„Otto Ritschl – Bilder der späten Jahre“ im Kunsthaus Wiesbaden
Faszinierendes Spätwerk – ein Farb-Fest fürs Auge
Von Hans-Bernd Heier
Otto Ritschl gehört zu den wichtigsten Vertretern der abstrakten Kunst in Deutschland. Er stand in engem Austausch mit Alexej von Jawlensky, Ernst Wilhelm Nay, Willi Baumeister und Hanna Bekker vom Rath und war eine der bedeutendsten Malerpersönlichkeiten im Wiesbadener Kulturleben. Erstmals seit Jahrzehnten zeigt das Kunsthaus Wiesbaden eine repräsentative Auswahl der späten Bilder. Gerade „das Spätwerk hat Ritschls Ruhm ausgemacht“, so Peter Iden, Kunstkritiker und Gründungsdirektor des Frankfurter Museums für Moderne Kunst.
1975/35 Komposition; ©wiesbaden.de / Foto: Museumsverein Ritschl e.V.
Diese für Ritschl ganz entscheidende Phase seines Werks begann 1960 mit dem Umzug in sein nach den Plänen des Architekten Johann Wilhelm Lehr errichtetes Wohn- und Atelierhaus in der Schumannstraße, das heute nicht mehr existiert. Das fortan als „Ritschl-Haus“ benannte neue Domizil des Malers, das als Modell in der Ausstellung präsentiert wird, zählte zu den eindrucksvollsten Bauten von Lehr, der sich seit den 1920er Jahren einen Namen als einer der führenden Vertreter des Neuen Bauens in der Region gemacht hatte.

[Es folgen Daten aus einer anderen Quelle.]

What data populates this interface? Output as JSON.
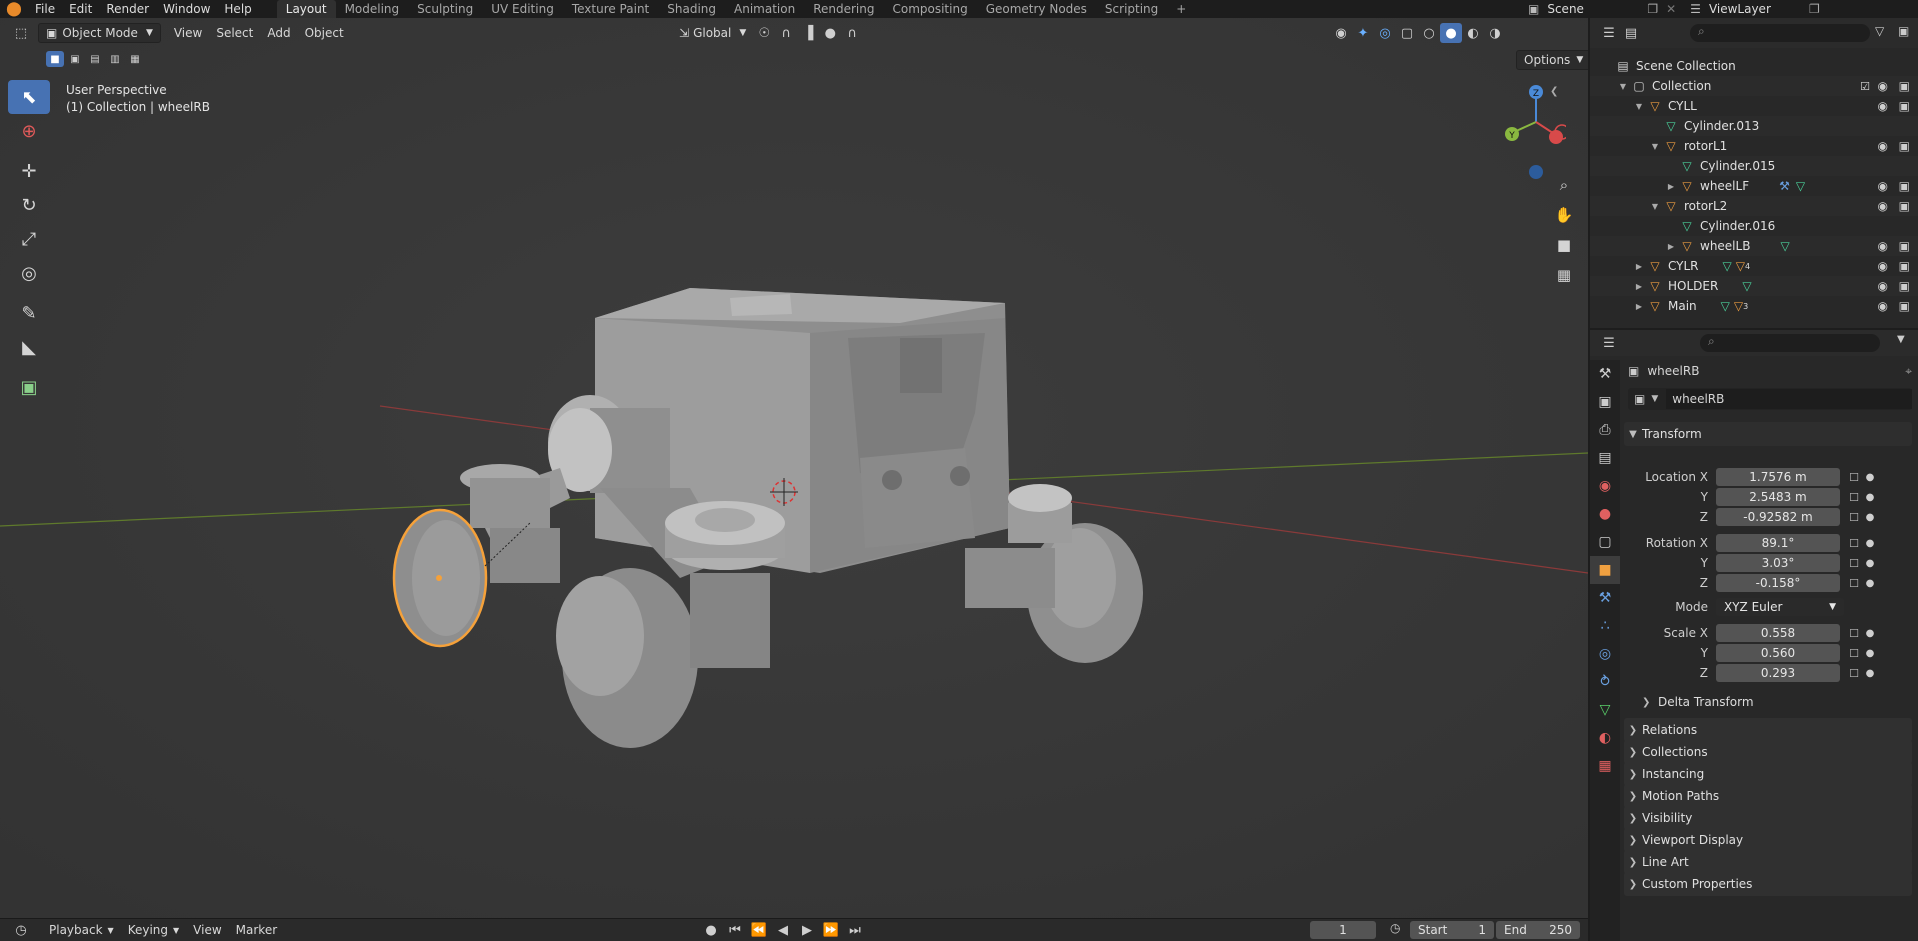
{
  "topbar": {
    "menus": [
      "File",
      "Edit",
      "Render",
      "Window",
      "Help"
    ],
    "workspaces": [
      "Layout",
      "Modeling",
      "Sculpting",
      "UV Editing",
      "Texture Paint",
      "Shading",
      "Animation",
      "Rendering",
      "Compositing",
      "Geometry Nodes",
      "Scripting"
    ],
    "active_workspace": "Layout",
    "add_tab": "+",
    "scene": "Scene",
    "view_layer": "ViewLayer"
  },
  "viewport": {
    "mode": "Object Mode",
    "menus": [
      "View",
      "Select",
      "Add",
      "Object"
    ],
    "transform_orientation": "Global",
    "options": "Options",
    "info_line1": "User Perspective",
    "info_line2": "(1) Collection | wheelRB",
    "gizmo": {
      "z": "Z",
      "y": "Y"
    }
  },
  "timeline": {
    "menus": [
      "Playback",
      "Keying",
      "View",
      "Marker"
    ],
    "current_frame": "1",
    "start_label": "Start",
    "start": "1",
    "end_label": "End",
    "end": "250"
  },
  "outliner": {
    "search_placeholder": "",
    "rows": [
      {
        "label": "Scene Collection",
        "indent": 0,
        "icon": "scene-collection-icon"
      },
      {
        "label": "Collection",
        "indent": 1,
        "icon": "collection-icon"
      },
      {
        "label": "CYLL",
        "indent": 2,
        "icon": "object-icon"
      },
      {
        "label": "Cylinder.013",
        "indent": 3,
        "icon": "mesh-icon"
      },
      {
        "label": "rotorL1",
        "indent": 3,
        "icon": "object-icon"
      },
      {
        "label": "Cylinder.015",
        "indent": 4,
        "icon": "mesh-icon"
      },
      {
        "label": "wheelLF",
        "indent": 4,
        "icon": "object-icon"
      },
      {
        "label": "rotorL2",
        "indent": 3,
        "icon": "object-icon"
      },
      {
        "label": "Cylinder.016",
        "indent": 4,
        "icon": "mesh-icon"
      },
      {
        "label": "wheelLB",
        "indent": 4,
        "icon": "object-icon"
      },
      {
        "label": "CYLR",
        "indent": 2,
        "icon": "object-icon"
      },
      {
        "label": "HOLDER",
        "indent": 2,
        "icon": "object-icon"
      },
      {
        "label": "Main",
        "indent": 2,
        "icon": "object-icon"
      }
    ],
    "badges": {
      "cylr": "4",
      "main": "3"
    }
  },
  "properties": {
    "object_name": "wheelRB",
    "data_name": "wheelRB",
    "transform_label": "Transform",
    "location": {
      "label": "Location X",
      "x": "1.7576 m",
      "y_label": "Y",
      "y": "2.5483 m",
      "z_label": "Z",
      "z": "-0.92582 m"
    },
    "rotation": {
      "label": "Rotation X",
      "x": "89.1°",
      "y_label": "Y",
      "y": "3.03°",
      "z_label": "Z",
      "z": "-0.158°"
    },
    "mode": {
      "label": "Mode",
      "value": "XYZ Euler"
    },
    "scale": {
      "label": "Scale X",
      "x": "0.558",
      "y_label": "Y",
      "y": "0.560",
      "z_label": "Z",
      "z": "0.293"
    },
    "delta_transform": "Delta Transform",
    "sections": [
      "Relations",
      "Collections",
      "Instancing",
      "Motion Paths",
      "Visibility",
      "Viewport Display",
      "Line Art",
      "Custom Properties"
    ]
  },
  "colors": {
    "accent": "#4772b3",
    "selection": "#f5a13a",
    "background": "#3a3a3a"
  }
}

Um sein Traumhaus finanzieren zu können, verkaufte Ritschl drei Werke von Jawlensky an die Mäzenin und Galeristin Hanna Bekker vom Rath.
Blick in die Ausstellung; © wiesbaden.de / Foto: Patrick Bäuml
Vorausgegangen war ein Jahrzehnt, in dem Ritschl nach Jahren in der inneren Emigration während des Nationalsozialismus an frühere Erfolge anknüpfen konnte. Durch seine Mitgliedschaft in führenden Künstlergruppen und die Teilnahme an großen Gruppenausstellungen zeitgenössischer Kunst – wie den ersten beiden Ausgaben der Documenta in Kassel 1955 und 1959 – gehörte Ritschl schon recht bald zu dem Kreis abstrakter Maler, die nach dem Zweiten Weltkrieg die westdeutsche Kunstszene maßgeblich prägten.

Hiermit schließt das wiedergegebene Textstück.